We’d intended going back to the van and continuing exploring the village the next day but I caught sight of Museo Etnologico Casa tipica del siglo XVIII, a house from the 18th century open to the public.  It was extremely interesting, even if the exhibition hadn’t been interesting the layout of the building was, it was built into the rock face.  I loved the film shows which must have been made in the 1950’s and were in black and white and showed the farming of corn and how they made olive oil, the fact they were so old made it very special.

When we left the house we were positive we were going back to the van however we passed a museum of miniature art and decided to see how much it cost to go in.  The lady in the ticket booth chatted on to us for ages telling us all about the museum and that if we bought a ticket for this and the other micro/gigantic museum downstairs it was cheaper, I wanted to say we didn’t speak Spanish but I couldn’t get a word in.  When she’d finished we were completely dumbfounded with bemused looks on our faces, Darren turned to me and said “I think she said it’s 4 Euros to go in one museum and 6 to go in two” and the lady started laughing and said “Oh, you’re English!”  she then went through the whole thing again but in English this time!  We bought tickets to both and I’m glad we did, the art work could only be seen through a magnifying lens and we actually walked past two of them thinking they were just empty pieces of cardboard.  We only discovered they weren’t when we checked them out later, just in case.  The ticket booth lady was enjoying seeing the incredulous looks on everyone’s faces.

We couldn’t believe that the next museum could compete with that but it did.  The work was done by the same artist and he’d also made two pieces of HUGE art work.  The lady in this ticket office took us through to the room where we saw an enormous conch shell on its end with a staircase running up it into a room above.  She explained that there were tiny pieces in cases all round the walls and that the artist had also made the tree of life that we could see in the middle of the room.  It was very ornate.  She took us over to the wall and pointed up to the mezzanine level, our jaws dropped in astonishment when we looked up.  The ‘tree’ went up through the floor and the canopy of the tree covered the ceiling.  It had taken the artist years to complete it and when we climbed up the stairs in the ‘shell’ we were greeted by the sight of all the branches reflected in the big mirrors on the floor, superb!

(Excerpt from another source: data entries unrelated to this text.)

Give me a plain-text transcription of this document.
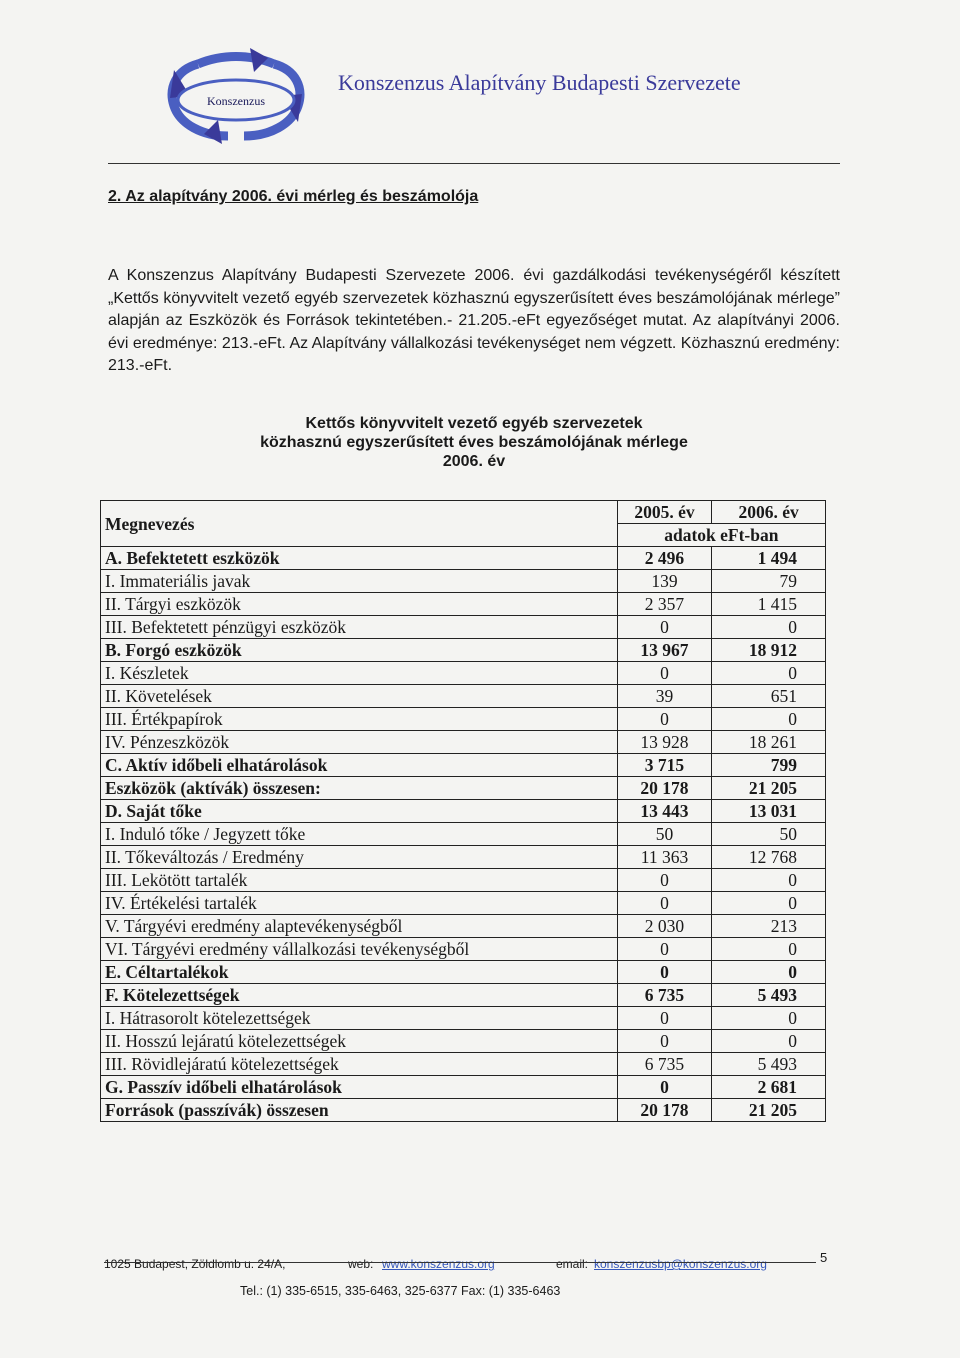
Konszenzus
Konszenzus Alapítvány Budapesti Szervezete
2. Az alapítvány 2006. évi mérleg és beszámolója
A Konszenzus Alapítvány Budapesti Szervezete 2006. évi gazdálkodási tevékenységéről készített „Kettős könyvvitelt vezető egyéb szervezetek közhasznú egyszerűsített éves beszámolójának mérlege” alapján az Eszközök és Források tekintetében.- 21.205.-eFt egyezőséget mutat. Az alapítványi 2006. évi eredménye: 213.-eFt. Az Alapítvány vállalkozási tevékenységet nem végzett. Közhasznú eredmény: 213.-eFt.
Kettős könyvvitelt vezető egyéb szervezetek
közhasznú egyszerűsített éves beszámolójának mérlege
2006. év
Megnevezés	2005. év	2006. év
	adatok eFt-ban	
A. Befektetett eszközök	2 496	1 494
I. Immateriális javak	139	79
II. Tárgyi eszközök	2 357	1 415
III. Befektetett pénzügyi eszközök	0	0
B. Forgó eszközök	13 967	18 912
I. Készletek	0	0
II. Követelések	39	651
III. Értékpapírok	0	0
IV. Pénzeszközök	13 928	18 261
C. Aktív időbeli elhatárolások	3 715	799
Eszközök (aktívák) összesen:	20 178	21 205
D. Saját tőke	13 443	13 031
I. Induló tőke / Jegyzett tőke	50	50
II. Tőkeváltozás / Eredmény	11 363	12 768
III. Lekötött tartalék	0	0
IV. Értékelési tartalék	0	0
V. Tárgyévi eredmény alaptevékenységből	2 030	213
VI. Tárgyévi eredmény vállalkozási tevékenységből	0	0
E. Céltartalékok	0	0
F. Kötelezettségek	6 735	5 493
I. Hátrasorolt kötelezettségek	0	0
II. Hosszú lejáratú kötelezettségek	0	0
III. Rövidlejáratú kötelezettségek	6 735	5 493
G. Passzív időbeli elhatárolások	0	2 681
Források (passzívák) összesen	20 178	21 205
1025 Budapest, Zöldlomb u. 24/A,	web: www.konszenzus.org	email: konszenzusbp@konszenzus.org	5
Tel.: (1) 335-6515, 335-6463, 325-6377 Fax: (1) 335-6463
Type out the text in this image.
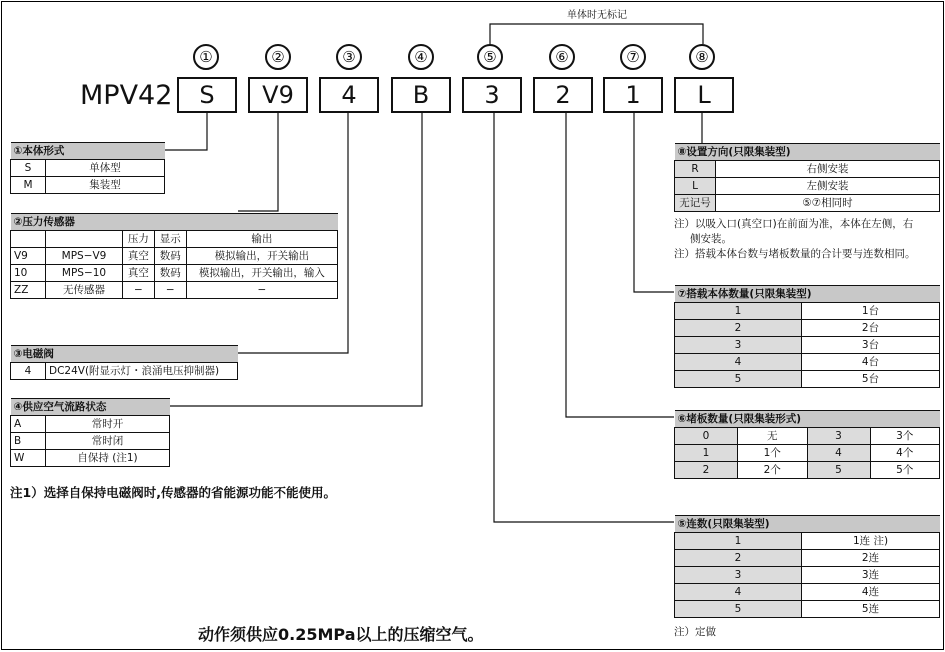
单体时无标记
①	②	③	④	⑤	⑥	⑦	⑧
MPV42	S	V9	4	B	3	2	1	L
①本体形式	
S	单体型
M	集装型
②压力传感器				
		压力	显示	输出
V9	MPS−V9	真空	数码	模拟输出，开关输出
10	MPS−10	真空	数码	模拟输出，开关输出，输入
ZZ	无传感器	−	−	−
③电磁阀
4	DC24V(附显示灯・浪涌电压抑制器)
④供应空气流路状态	
A	常时开
B	常时闭
W	自保持 (注1)
注1）选择自保持电磁阀时,传感器的省能源功能不能使用。
动作须供应0.25MPa以上的压缩空气。
⑧设置方向(只限集装型)	
R	右侧安装
L	左侧安装
无记号	⑤⑦相同时
注）以吸入口(真空口)在前面为准，本体在左侧，右
侧安装。
注）搭载本体台数与堵板数量的合计要与连数相同。
⑦搭载本体数量(只限集装型)	
1	1台
2	2台
3	3台
4	4台
5	5台
⑥堵板数量(只限集装形式)			
0	无	3	3个
1	1个	4	4个
2	2个	5	5个
⑤连数(只限集装型)	
1	1连 注)
2	2连
3	3连
4	4连
5	5连
注）定做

What made the visits to all of the museums particularly special was that each of the women we spoke to were such happy and friendly people and they obviously thoroughly enjoyed their jobs and enjoyed seeing the pleasure on visitors faces after they’d visited their museum.  A few years ago we went to the Harry Potter studio and one of the ladies there said the same thing, it made her very happy to see the look of amazement of everyone’s faces.  I think that’s so lovely.

When we’d finished looking round the museum we wearily but cheerfully made our way back to the van where we watched the sun go down over the mountains and then crashed out for the evening.